Of significant importance, the Hopkins study findings utterly humiliate early modelling from the Imperial College of London, which predicted that lockdowns would have a 98% reduction in COVID-19 mortality rates.

Also note, that this is the same modelling used by governments around the world to justify their viral adoption and adaptation of the Communist Chinese Party’s police state tactics (first employed against COVID-19 by the CCP in Wuhan).

Out of the 34 studies used in the review, ’22 were peer-reviewed, and 12 were working papers,’ with the majority using ‘data collected during the first wave, before September 1, 2020.’

One study found that ‘government policies are strongly driven by the policies initiated in neighbouring countries rather than by the severity of the pandemic in their own countries.’

What Herby, Jonung, and Hanke offer is a transparent analysis of the available data.

The study doesn’t dig into the absence of key distinctions regarding COVID-19 mortality rates. This is primarily because the paper’s purpose isn’t to tackle reasons behind a lax approach to differentiating between a person having died from, or died with COVID-19.

However, they do imply an acknowledgement of this blurred distinction, noting that obscured data creates blurred numbers which can impact the quality, and outcome of the research.

On the mandating of facemasks, Herby, Jonung, and Hanke determined that not enough research exists.

Although mask mandates appeared to show more benefit in workplace scenarios, the authors note that their findings contrasted with other reviews which found that masks offered no real benefit overall.

Even though masks appear to offer no real benefit, masks may have a positive impact on the COVID-19 mortality rate in other areas, such as limiting social interaction. (No example was given, but I presume they mean public displays of affection, such as kissing.)

The study concludes: “We find no evidence that lockdowns, school closures, border closures, and limiting gatherings have had a noticeable effect on COVID-19 mortality.”

In a damning admonishment of governments, Herby, Jonung, and Hanke write:

“Lockdowns during the initial phase of the COVID-19 pandemic have had devastating effects.
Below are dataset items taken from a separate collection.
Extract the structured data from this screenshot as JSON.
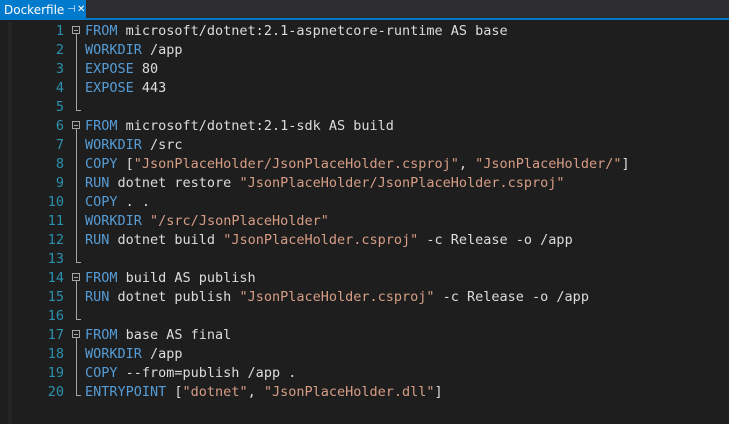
{
  "tab": {
    "title": "Dockerfile",
    "pin_icon": "pin-icon",
    "close_icon": "close-icon"
  },
  "colors": {
    "background": "#1e1e1e",
    "tab_active": "#007acc",
    "keyword": "#569cd6",
    "string": "#d69d85",
    "text": "#dcdcdc",
    "line_number": "#2b91af"
  },
  "lines": [
    {
      "n": "1",
      "fold": "start",
      "tokens": [
        {
          "t": "kw",
          "v": "FROM"
        },
        {
          "t": "tx",
          "v": " microsoft/dotnet:2.1-aspnetcore-runtime AS base"
        }
      ]
    },
    {
      "n": "2",
      "fold": "mid",
      "tokens": [
        {
          "t": "kw",
          "v": "WORKDIR"
        },
        {
          "t": "tx",
          "v": " /app"
        }
      ]
    },
    {
      "n": "3",
      "fold": "mid",
      "tokens": [
        {
          "t": "kw",
          "v": "EXPOSE"
        },
        {
          "t": "tx",
          "v": " 80"
        }
      ]
    },
    {
      "n": "4",
      "fold": "mid",
      "tokens": [
        {
          "t": "kw",
          "v": "EXPOSE"
        },
        {
          "t": "tx",
          "v": " 443"
        }
      ]
    },
    {
      "n": "5",
      "fold": "end",
      "tokens": []
    },
    {
      "n": "6",
      "fold": "start",
      "tokens": [
        {
          "t": "kw",
          "v": "FROM"
        },
        {
          "t": "tx",
          "v": " microsoft/dotnet:2.1-sdk AS build"
        }
      ]
    },
    {
      "n": "7",
      "fold": "mid",
      "tokens": [
        {
          "t": "kw",
          "v": "WORKDIR"
        },
        {
          "t": "tx",
          "v": " /src"
        }
      ]
    },
    {
      "n": "8",
      "fold": "mid",
      "tokens": [
        {
          "t": "kw",
          "v": "COPY"
        },
        {
          "t": "tx",
          "v": " ["
        },
        {
          "t": "st",
          "v": "\"JsonPlaceHolder/JsonPlaceHolder.csproj\""
        },
        {
          "t": "tx",
          "v": ", "
        },
        {
          "t": "st",
          "v": "\"JsonPlaceHolder/\""
        },
        {
          "t": "tx",
          "v": "]"
        }
      ]
    },
    {
      "n": "9",
      "fold": "mid",
      "tokens": [
        {
          "t": "kw",
          "v": "RUN"
        },
        {
          "t": "tx",
          "v": " dotnet restore "
        },
        {
          "t": "st",
          "v": "\"JsonPlaceHolder/JsonPlaceHolder.csproj\""
        }
      ]
    },
    {
      "n": "10",
      "fold": "mid",
      "tokens": [
        {
          "t": "kw",
          "v": "COPY"
        },
        {
          "t": "tx",
          "v": " . ."
        }
      ]
    },
    {
      "n": "11",
      "fold": "mid",
      "tokens": [
        {
          "t": "kw",
          "v": "WORKDIR"
        },
        {
          "t": "tx",
          "v": " "
        },
        {
          "t": "st",
          "v": "\"/src/JsonPlaceHolder\""
        }
      ]
    },
    {
      "n": "12",
      "fold": "mid",
      "tokens": [
        {
          "t": "kw",
          "v": "RUN"
        },
        {
          "t": "tx",
          "v": " dotnet build "
        },
        {
          "t": "st",
          "v": "\"JsonPlaceHolder.csproj\""
        },
        {
          "t": "tx",
          "v": " -c Release -o /app"
        }
      ]
    },
    {
      "n": "13",
      "fold": "end",
      "tokens": []
    },
    {
      "n": "14",
      "fold": "start",
      "tokens": [
        {
          "t": "kw",
          "v": "FROM"
        },
        {
          "t": "tx",
          "v": " build AS publish"
        }
      ]
    },
    {
      "n": "15",
      "fold": "mid",
      "tokens": [
        {
          "t": "kw",
          "v": "RUN"
        },
        {
          "t": "tx",
          "v": " dotnet publish "
        },
        {
          "t": "st",
          "v": "\"JsonPlaceHolder.csproj\""
        },
        {
          "t": "tx",
          "v": " -c Release -o /app"
        }
      ]
    },
    {
      "n": "16",
      "fold": "end",
      "tokens": []
    },
    {
      "n": "17",
      "fold": "start",
      "tokens": [
        {
          "t": "kw",
          "v": "FROM"
        },
        {
          "t": "tx",
          "v": " base AS final"
        }
      ]
    },
    {
      "n": "18",
      "fold": "mid",
      "tokens": [
        {
          "t": "kw",
          "v": "WORKDIR"
        },
        {
          "t": "tx",
          "v": " /app"
        }
      ]
    },
    {
      "n": "19",
      "fold": "mid",
      "tokens": [
        {
          "t": "kw",
          "v": "COPY"
        },
        {
          "t": "tx",
          "v": " --from=publish /app ."
        }
      ]
    },
    {
      "n": "20",
      "fold": "last",
      "tokens": [
        {
          "t": "kw",
          "v": "ENTRYPOINT"
        },
        {
          "t": "tx",
          "v": " ["
        },
        {
          "t": "st",
          "v": "\"dotnet\""
        },
        {
          "t": "tx",
          "v": ", "
        },
        {
          "t": "st",
          "v": "\"JsonPlaceHolder.dll\""
        },
        {
          "t": "tx",
          "v": "]"
        }
      ]
    }
  ]
}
They have contributed to reducing economic activity, raising unemployment, reducing schooling, causing political unrest, contributing to domestic violence, and undermining liberal democracy. These costs to society must be compared to the benefits of lockdowns, which our meta-analysis has shown are marginal at best.”

Responses to the Johns Hopkins study varied between shock, scepticism and, the more apt, “we told you so.”
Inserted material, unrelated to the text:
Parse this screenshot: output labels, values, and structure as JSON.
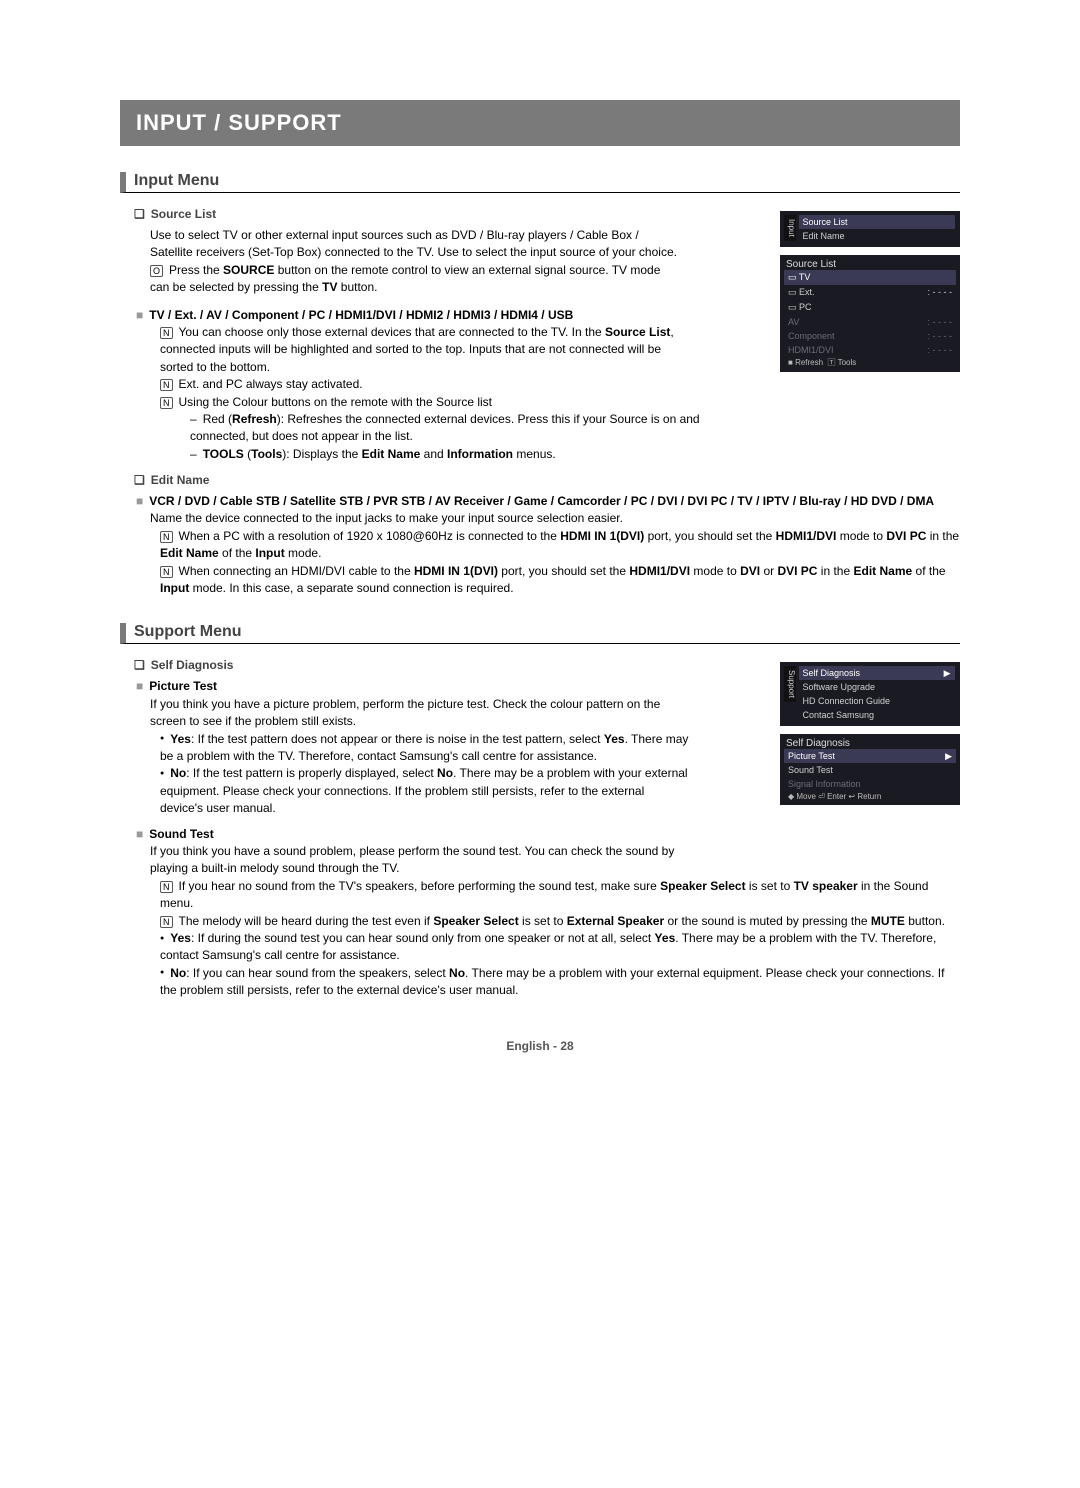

Sharing the article, the fully “vaccinated,” Jordan Peterson wrote on Twitter: “This should be front page news everywhere.”

The well-considered, and well-researched conclusions raise questions about the faith many world leaders are putting into computer modelling.

Especially so, when the epic failure of the modelling used to justify livelihood killing lockdowns is brought up against “catastrophic climate change” modelling, rhetoric, and justifications for “you’ll own nothing and be happy,” “Great Reset”, “climate crisis” policies.

The optics paint a picture of false prophets using crystal balls to predict the future, in place of inductive and deductive applied science.

The Hopkins study’s criticism joins conclusions recently published by The Lancet, explaining that COVID-19 “vaccines” do not stop transmission or infection. Thus making “vax or the axe” “vaccine” mandates not only redundant but inhumane.

As Caldron Pool and I have asked from the outset: ‘Are oppressive totalitarian measures necessary in order to fight against coronavirus?’

We now appear to have the answer, and that answer is, “no.”

COVID-19 required a scalpel, governments used a bat.